Role for ATP-sensitive K+ channel in the development of A-V block during hypoxia.

The role of the ATP-sensitive K+ channel (IK,ATP) in the development of A-V block during hypoxic interventions was studied using Langendorff perfused rabbit hearts, multicellular rabbit A-V nodal preparations and single guinea-pig ventricular myocytes. With the Langendorff perfused hearts, hypoxic perfusion (PO2 not equal to 40 mmHg) for 30 min caused slowing of the sinus rate and prolongation of the A-H interval without the appearance of blocked beats. Substrate-free hypoxic perfusion induced second or third degree A-V block in 8/10 hearts and substrate-free hypoxic perfusion plus 2-deoxyglucose (5 mM) produced third degree A-V block in 6/6 preparations. Addition of 50 mM glucose in the perfusate restored A-V conduction during hypoxic intervention. Application of glibenclamide, a specific blocker of IK,ATP, prevented the development of second or third degree A-V block during substrate-free hypoxia (n = 6), whereas pinacidil, an opener of IK,ATP, caused development of third degree A-V block during hypoxia (n = 9). Application of theophylline (100 microM) or 8-phenyl-theophylline (10 microM) did not prevent the development of advanced degrees of A-V block during hypoxic interventions.
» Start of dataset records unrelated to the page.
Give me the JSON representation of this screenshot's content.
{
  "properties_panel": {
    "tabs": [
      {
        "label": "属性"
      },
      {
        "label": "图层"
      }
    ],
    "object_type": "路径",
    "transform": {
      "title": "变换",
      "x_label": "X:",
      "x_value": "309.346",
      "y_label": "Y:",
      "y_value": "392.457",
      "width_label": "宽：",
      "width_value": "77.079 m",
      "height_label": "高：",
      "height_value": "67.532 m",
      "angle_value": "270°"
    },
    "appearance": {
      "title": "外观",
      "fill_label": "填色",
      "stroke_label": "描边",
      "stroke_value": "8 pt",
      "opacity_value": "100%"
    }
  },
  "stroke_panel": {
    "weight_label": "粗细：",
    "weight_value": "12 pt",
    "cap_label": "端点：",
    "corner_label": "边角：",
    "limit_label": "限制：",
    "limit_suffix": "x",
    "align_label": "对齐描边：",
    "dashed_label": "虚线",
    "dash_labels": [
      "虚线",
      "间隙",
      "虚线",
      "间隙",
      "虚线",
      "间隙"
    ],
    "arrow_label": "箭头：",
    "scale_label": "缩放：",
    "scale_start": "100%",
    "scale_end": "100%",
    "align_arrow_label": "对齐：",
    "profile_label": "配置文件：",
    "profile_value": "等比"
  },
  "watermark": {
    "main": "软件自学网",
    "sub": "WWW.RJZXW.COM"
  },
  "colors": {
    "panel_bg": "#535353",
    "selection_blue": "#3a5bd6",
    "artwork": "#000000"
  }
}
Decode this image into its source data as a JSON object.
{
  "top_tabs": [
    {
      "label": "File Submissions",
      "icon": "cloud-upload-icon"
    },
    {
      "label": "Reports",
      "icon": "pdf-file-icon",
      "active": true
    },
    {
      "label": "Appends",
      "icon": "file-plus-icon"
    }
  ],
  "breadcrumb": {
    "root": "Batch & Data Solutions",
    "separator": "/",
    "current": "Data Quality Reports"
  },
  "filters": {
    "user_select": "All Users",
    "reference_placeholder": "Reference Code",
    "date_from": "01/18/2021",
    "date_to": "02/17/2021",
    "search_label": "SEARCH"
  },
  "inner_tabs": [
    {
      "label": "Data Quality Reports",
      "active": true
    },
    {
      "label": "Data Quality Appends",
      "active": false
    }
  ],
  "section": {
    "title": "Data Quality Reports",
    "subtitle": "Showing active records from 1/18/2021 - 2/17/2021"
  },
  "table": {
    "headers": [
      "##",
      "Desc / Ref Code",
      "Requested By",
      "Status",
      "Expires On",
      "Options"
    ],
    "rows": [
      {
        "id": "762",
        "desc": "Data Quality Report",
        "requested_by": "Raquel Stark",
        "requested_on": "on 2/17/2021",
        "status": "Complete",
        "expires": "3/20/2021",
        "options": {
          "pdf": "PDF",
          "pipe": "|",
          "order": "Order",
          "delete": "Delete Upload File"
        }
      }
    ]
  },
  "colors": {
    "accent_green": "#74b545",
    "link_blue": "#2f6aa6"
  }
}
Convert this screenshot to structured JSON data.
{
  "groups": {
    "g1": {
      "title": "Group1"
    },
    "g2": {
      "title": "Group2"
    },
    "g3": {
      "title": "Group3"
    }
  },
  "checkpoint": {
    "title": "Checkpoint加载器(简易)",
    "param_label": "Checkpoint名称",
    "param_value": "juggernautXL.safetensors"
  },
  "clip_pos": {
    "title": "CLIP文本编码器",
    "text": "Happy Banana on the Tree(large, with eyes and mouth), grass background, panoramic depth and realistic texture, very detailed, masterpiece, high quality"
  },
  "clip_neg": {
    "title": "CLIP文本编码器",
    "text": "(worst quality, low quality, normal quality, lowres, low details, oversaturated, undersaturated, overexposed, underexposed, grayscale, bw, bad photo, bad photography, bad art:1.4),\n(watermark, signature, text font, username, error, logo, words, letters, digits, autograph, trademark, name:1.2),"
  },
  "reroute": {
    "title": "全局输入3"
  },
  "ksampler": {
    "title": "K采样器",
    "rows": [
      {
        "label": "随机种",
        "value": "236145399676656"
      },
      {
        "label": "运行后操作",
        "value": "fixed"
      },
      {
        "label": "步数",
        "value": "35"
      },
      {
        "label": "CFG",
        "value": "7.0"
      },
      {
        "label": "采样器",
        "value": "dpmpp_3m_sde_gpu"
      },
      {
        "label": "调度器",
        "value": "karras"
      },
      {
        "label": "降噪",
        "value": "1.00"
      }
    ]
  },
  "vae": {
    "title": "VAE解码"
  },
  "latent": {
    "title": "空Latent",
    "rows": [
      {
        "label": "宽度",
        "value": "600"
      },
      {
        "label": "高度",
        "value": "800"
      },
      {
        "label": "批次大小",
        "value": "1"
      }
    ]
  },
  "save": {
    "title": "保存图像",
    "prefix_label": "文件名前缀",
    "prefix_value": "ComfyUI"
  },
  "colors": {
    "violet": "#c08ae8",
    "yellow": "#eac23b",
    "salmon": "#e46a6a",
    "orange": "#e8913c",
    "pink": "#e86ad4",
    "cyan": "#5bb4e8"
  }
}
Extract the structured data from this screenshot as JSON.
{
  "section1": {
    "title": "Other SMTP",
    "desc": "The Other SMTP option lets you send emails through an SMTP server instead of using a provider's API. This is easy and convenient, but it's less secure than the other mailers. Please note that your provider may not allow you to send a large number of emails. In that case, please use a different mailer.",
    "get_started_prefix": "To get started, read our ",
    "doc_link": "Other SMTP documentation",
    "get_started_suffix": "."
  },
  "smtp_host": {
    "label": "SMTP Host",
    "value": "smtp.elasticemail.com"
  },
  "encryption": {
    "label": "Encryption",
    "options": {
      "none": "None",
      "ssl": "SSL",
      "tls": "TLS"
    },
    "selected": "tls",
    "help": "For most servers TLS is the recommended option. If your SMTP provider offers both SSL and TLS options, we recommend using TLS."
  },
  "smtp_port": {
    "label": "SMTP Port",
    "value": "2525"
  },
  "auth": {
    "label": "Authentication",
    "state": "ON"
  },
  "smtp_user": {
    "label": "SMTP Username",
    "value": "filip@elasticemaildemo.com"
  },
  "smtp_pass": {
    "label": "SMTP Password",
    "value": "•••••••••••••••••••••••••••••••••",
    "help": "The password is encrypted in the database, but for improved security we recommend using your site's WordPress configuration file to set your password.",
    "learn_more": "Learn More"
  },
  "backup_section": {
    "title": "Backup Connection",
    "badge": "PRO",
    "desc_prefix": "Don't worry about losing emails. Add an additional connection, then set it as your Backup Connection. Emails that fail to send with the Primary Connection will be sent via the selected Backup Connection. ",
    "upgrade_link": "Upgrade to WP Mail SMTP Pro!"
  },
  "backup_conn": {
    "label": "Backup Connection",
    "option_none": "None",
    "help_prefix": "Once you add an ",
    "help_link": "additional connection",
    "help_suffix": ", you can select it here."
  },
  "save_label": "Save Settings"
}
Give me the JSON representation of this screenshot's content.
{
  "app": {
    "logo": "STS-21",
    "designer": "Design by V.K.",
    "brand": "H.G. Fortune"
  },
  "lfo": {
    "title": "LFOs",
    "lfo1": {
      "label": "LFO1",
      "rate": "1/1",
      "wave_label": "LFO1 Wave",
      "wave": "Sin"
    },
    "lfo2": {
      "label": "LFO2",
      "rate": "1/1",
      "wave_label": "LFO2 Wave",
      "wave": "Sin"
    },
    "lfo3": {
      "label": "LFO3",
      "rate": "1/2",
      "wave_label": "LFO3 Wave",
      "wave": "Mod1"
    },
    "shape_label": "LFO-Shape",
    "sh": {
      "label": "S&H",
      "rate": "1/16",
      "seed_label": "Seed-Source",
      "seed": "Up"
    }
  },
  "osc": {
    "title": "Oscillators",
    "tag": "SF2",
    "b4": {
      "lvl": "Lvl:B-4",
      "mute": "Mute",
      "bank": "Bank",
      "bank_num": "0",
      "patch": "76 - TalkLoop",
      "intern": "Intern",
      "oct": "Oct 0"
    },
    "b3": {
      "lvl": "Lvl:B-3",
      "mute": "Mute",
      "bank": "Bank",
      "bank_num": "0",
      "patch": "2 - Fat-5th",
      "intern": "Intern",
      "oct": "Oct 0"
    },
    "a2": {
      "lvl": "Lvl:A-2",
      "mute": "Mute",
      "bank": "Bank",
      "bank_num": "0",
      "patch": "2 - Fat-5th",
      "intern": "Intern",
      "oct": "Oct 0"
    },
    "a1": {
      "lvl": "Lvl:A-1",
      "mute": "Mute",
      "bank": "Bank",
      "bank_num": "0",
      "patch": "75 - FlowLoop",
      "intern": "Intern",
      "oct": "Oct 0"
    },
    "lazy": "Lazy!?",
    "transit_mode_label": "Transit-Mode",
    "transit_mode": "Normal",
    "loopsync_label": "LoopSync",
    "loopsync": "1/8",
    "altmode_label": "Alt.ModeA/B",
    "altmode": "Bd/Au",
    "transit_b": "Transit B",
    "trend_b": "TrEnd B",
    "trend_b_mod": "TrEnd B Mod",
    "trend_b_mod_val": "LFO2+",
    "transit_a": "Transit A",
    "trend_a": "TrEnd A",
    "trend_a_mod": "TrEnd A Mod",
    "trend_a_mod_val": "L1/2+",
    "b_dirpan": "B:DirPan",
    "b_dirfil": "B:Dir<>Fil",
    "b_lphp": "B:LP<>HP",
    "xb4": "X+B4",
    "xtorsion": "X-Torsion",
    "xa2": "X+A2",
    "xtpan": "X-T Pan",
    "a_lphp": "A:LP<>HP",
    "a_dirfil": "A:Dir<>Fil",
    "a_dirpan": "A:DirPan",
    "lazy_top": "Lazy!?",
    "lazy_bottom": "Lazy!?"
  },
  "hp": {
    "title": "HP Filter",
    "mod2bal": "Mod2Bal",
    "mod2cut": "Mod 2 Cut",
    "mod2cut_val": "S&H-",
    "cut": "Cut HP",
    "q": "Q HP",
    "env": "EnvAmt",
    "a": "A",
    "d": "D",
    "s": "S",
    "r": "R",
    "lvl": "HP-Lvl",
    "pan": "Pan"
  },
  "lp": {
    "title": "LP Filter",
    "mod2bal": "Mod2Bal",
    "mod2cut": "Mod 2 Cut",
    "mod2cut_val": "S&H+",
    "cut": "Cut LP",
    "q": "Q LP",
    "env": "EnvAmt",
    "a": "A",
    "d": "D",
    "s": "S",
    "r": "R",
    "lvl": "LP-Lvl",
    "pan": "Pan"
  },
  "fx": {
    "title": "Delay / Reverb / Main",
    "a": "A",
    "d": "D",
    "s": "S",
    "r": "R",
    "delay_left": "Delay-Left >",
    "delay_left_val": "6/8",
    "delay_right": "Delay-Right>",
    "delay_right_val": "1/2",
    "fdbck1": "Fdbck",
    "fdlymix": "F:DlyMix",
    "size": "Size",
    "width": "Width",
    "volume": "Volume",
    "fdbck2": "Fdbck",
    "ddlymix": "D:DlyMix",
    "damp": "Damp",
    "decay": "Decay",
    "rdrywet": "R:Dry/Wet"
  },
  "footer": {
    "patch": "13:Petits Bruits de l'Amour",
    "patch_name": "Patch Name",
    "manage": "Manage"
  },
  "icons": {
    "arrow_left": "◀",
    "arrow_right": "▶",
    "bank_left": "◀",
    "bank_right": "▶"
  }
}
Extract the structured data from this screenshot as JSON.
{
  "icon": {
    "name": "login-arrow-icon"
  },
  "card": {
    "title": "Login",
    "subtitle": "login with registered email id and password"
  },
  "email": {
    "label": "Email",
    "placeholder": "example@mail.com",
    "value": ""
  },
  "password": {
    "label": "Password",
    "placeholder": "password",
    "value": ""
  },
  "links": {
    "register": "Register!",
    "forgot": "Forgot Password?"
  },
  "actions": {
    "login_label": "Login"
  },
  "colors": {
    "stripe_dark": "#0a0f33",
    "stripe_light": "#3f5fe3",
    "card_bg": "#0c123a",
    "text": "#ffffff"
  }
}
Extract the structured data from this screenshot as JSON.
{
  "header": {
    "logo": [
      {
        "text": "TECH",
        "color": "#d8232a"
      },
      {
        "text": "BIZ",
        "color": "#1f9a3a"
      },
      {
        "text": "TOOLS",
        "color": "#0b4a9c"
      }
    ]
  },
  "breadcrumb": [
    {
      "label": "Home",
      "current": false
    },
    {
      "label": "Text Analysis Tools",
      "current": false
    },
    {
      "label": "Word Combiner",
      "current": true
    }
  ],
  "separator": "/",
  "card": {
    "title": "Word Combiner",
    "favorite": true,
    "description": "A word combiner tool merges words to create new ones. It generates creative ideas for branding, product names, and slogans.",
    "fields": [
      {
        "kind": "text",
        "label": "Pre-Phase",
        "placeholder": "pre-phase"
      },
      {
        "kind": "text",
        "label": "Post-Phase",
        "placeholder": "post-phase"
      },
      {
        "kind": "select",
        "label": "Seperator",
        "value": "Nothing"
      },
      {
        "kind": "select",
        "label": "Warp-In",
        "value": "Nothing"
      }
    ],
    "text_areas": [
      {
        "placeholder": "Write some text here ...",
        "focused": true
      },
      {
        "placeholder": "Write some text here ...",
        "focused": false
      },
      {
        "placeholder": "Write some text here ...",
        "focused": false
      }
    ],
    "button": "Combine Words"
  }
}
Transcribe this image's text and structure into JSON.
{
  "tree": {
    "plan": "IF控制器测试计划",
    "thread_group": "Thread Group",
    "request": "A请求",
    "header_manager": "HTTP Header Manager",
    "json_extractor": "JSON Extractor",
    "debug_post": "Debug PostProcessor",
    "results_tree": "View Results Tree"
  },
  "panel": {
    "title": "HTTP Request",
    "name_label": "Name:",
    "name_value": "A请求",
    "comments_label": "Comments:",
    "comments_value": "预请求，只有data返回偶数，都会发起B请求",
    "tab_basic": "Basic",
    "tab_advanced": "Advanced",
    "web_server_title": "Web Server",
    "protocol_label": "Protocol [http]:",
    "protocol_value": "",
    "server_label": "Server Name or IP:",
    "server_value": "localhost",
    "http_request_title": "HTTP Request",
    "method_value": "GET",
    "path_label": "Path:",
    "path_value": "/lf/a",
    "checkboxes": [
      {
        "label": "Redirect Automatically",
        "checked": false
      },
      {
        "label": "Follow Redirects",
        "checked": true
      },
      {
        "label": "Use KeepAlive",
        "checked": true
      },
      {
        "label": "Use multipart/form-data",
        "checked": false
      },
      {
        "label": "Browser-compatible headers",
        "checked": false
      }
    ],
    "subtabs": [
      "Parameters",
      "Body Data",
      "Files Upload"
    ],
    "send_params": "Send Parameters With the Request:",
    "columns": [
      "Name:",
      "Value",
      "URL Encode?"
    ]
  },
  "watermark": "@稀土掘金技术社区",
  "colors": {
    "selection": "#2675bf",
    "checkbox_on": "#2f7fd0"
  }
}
In multicellular A-V nodal preparations, 10 microM glibenclamide prevented the shortening of action potential duration and block development without marked effects on the maximum upstroke velocity of action potentials during hypoxic intervention. In isolated ventricular myocytes studied by the patchclamp method, the substrate-free hypoxia plus 2-deoxyglucose induced the openings of IK,ATP in 9/25 preparations with cell-attached patches, while 2/20 patches exhibited sporadic channel openings in the normoxic condition during comparable observation period. These results suggest that openings of the ATP-sensitive K+ channels play a role in the development and aggravation of advanced A-V block during hypoxic interventions.